Ayah Syarifudin, Saroji, menilai tudingan polisi tersebut janggal. Saroji mengaku mendatangi lokasi penembakan putranya tersebut beberapa hari kemudian. Dari warga sekitar, dia mendapatkan keterangan bahwa mobil polisi sempat memepet sepeda motor yang mengangkut anaknya. Setelah keduanya terjatuh, kata Saroji, polisi langsung menembak mereka. "Kalau sudah jatuh dari motor, bagaimana memberikan perlawanan?" ujar Saroji.
Tempo menelusuri kembali lokasi penembakan Syarifudin. Sejumlah penduduk mengaku tak mengetahui dan enggan membicarakan peristiwa itu. Dua penduduk sekitar mengatakan peristiwa itu berlangsung sangat cepat. "Tidak lama setelah saya mendengar suara tembakan, mayatnya langsung diangkut," ujar seorang penduduk.
Wakil Ketua Dewan Pembina Tim Pengacara Muslim, Achmad Michdan, mengatakan, sejak revisi Undang-Undang Antiterorisme disahkan, hampir setiap hari dia menerima laporan penangkapan terduga teroris. Kantornya mencatat ada lebih dari 60 permintaan pendampingan dari keluarga yang kerabatnya ditangkap Detasemen Khusus 88. "Permintaan itu dari berbagai wilayah Sumatera, Jawa, atau Kalimantan," katanya.

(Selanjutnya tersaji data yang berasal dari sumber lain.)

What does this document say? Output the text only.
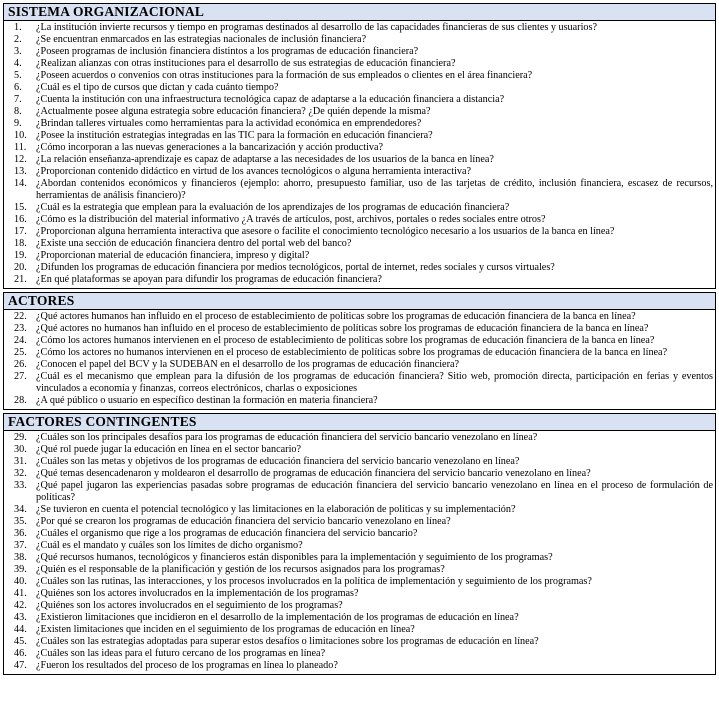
SISTEMA ORGANIZACIONAL
1.	¿La institución invierte recursos y tiempo en programas destinados al desarrollo de las capacidades financieras de sus clientes y usuarios?
2.	¿Se encuentran enmarcados en las estrategias nacionales de inclusión financiera?
3.	¿Poseen programas de inclusión financiera distintos a los programas de educación financiera?
4.	¿Realizan alianzas con otras instituciones para el desarrollo de sus estrategias de educación financiera?
5.	¿Poseen acuerdos o convenios con otras instituciones para la formación de sus empleados o clientes en el área financiera?
6.	¿Cuál es el tipo de cursos que dictan y cada cuánto tiempo?
7.	¿Cuenta la institución con una infraestructura tecnológica capaz de adaptarse a la educación financiera a distancia?
8.	¿Actualmente posee alguna estrategia sobre educación financiera? ¿De quién depende la misma?
9.	¿Brindan talleres virtuales como herramientas para la actividad económica en emprendedores?
10. ¿Posee la institución estrategias integradas en las TIC para la formación en educación financiera?
11. ¿Cómo incorporan a las nuevas generaciones a la bancarización y acción productiva?
12. ¿La relación enseñanza-aprendizaje es capaz de adaptarse a las necesidades de los usuarios de la banca en línea?
13. ¿Proporcionan contenido didáctico en virtud de los avances tecnológicos o alguna herramienta interactiva?
14. ¿Abordan contenidos económicos y financieros (ejemplo: ahorro, presupuesto familiar, uso de las tarjetas de crédito, inclusión financiera, escasez de recursos, herramientas de análisis financiero)?
15. ¿Cuál es la estrategia que emplean para la evaluación de los aprendizajes de los programas de educación financiera?
16. ¿Cómo es la distribución del material informativo ¿A través de artículos, post, archivos, portales o redes sociales entre otros?
17. ¿Proporcionan alguna herramienta interactiva que asesore o facilite el conocimiento tecnológico necesario a los usuarios de la banca en línea?
18. ¿Existe una sección de educación financiera dentro del portal web del banco?
19. ¿Proporcionan material de educación financiera, impreso y digital?
20. ¿Difunden los programas de educación financiera por medios tecnológicos, portal de internet, redes sociales y cursos virtuales?
21. ¿En qué plataformas se apoyan para difundir los programas de educación financiera?
ACTORES
22. ¿Qué actores humanos han influido en el proceso de establecimiento de políticas sobre los programas de educación financiera de la banca en línea?
23. ¿Qué actores no humanos han influido en el proceso de establecimiento de políticas sobre los programas de educación financiera de la banca en línea?
24. ¿Cómo los actores humanos intervienen en el proceso de establecimiento de políticas sobre los programas de educación financiera de la banca en línea?
25. ¿Cómo los actores no humanos intervienen en el proceso de establecimiento de políticas sobre los programas de educación financiera de la banca en línea?
26. ¿Conocen el papel del BCV y la SUDEBAN en el desarrollo de los programas de educación financiera?
27. ¿Cuál es el mecanismo que emplean para la difusión de los programas de educación financiera? Sitio web, promoción directa, participación en ferias y eventos vinculados a economía y finanzas, correos electrónicos, charlas o exposiciones
28. ¿A qué público o usuario en específico destinan la formación en materia financiera?
FACTORES CONTINGENTES
29. ¿Cuáles son los principales desafíos para los programas de educación financiera del servicio bancario venezolano en línea?
30. ¿Qué rol puede jugar la educación en línea en el sector bancario?
31. ¿Cuáles son las metas y objetivos de los programas de educación financiera del servicio bancario venezolano en línea?
32. ¿Qué temas desencadenaron y moldearon el desarrollo de programas de educación financiera del servicio bancario venezolano en línea?
33. ¿Qué papel jugaron las experiencias pasadas sobre programas de educación financiera del servicio bancario venezolano en línea en el proceso de formulación de políticas?
34. ¿Se tuvieron en cuenta el potencial tecnológico y las limitaciones en la elaboración de políticas y su implementación?
35. ¿Por qué se crearon los programas de educación financiera del servicio bancario venezolano en línea?
36. ¿Cuáles el organismo que rige a los programas de educación financiera del servicio bancario?
37. ¿Cuál es el mandato y cuáles son los límites de dicho organismo?
38. ¿Qué recursos humanos, tecnológicos y financieros están disponibles para la implementación y seguimiento de los programas?
39. ¿Quién es el responsable de la planificación y gestión de los recursos asignados para los programas?
40. ¿Cuáles son las rutinas, las interacciones, y los procesos involucrados en la política de implementación y seguimiento de los programas?
41. ¿Quiénes son los actores involucrados en la implementación de los programas?
42. ¿Quiénes son los actores involucrados en el seguimiento de los programas?
43. ¿Existieron limitaciones que incidieron en el desarrollo de la implementación de los programas de educación en línea?
44. ¿Existen limitaciones que inciden en el seguimiento de los programas de educación en línea?
45. ¿Cuáles son las estrategias adoptadas para superar estos desafíos o limitaciones sobre los programas de educación en línea?
46. ¿Cuáles son las ideas para el futuro cercano de los programas en línea?
47. ¿Fueron los resultados del proceso de los programas en línea lo planeado?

Michdan mengaku kesulitan mendampingi terduga teroris yang tidak jelas tempat penahanannya. Dia dan Koordinator Komisi untuk Orang Hilang dan Korban Tindak Kekerasan (Kontras), Yati Andriyani, menilai polisi kurang transparan dalam penangkapan para terduga teroris. Keduanya juga menganggap ada pelanggaran prosedur dalam penangkapan tersebut, seperti tidak diserahkannya surat penahanan dan surat penggeledahan. "Ada kesan penggunaan kekuatan berlebihan saat menangani terduga kasus terorisme," ujar Yati.
Menurut Yati, penggunaan kekuatan berlebihan yang kemudian menewaskan terduga teroris bisa dianggap sebagai pelanggaran hak asasi. Sebab, semua pelaku kejahatan juga berhak mendapat pembelaan ketika dianggap bersalah. "Menembak pada bagian yang mematikan sama saja menghilangkan hidup. Densus seharusnya terlatih untuk menembak pada bagian yang melumpuhkan," kata Yati.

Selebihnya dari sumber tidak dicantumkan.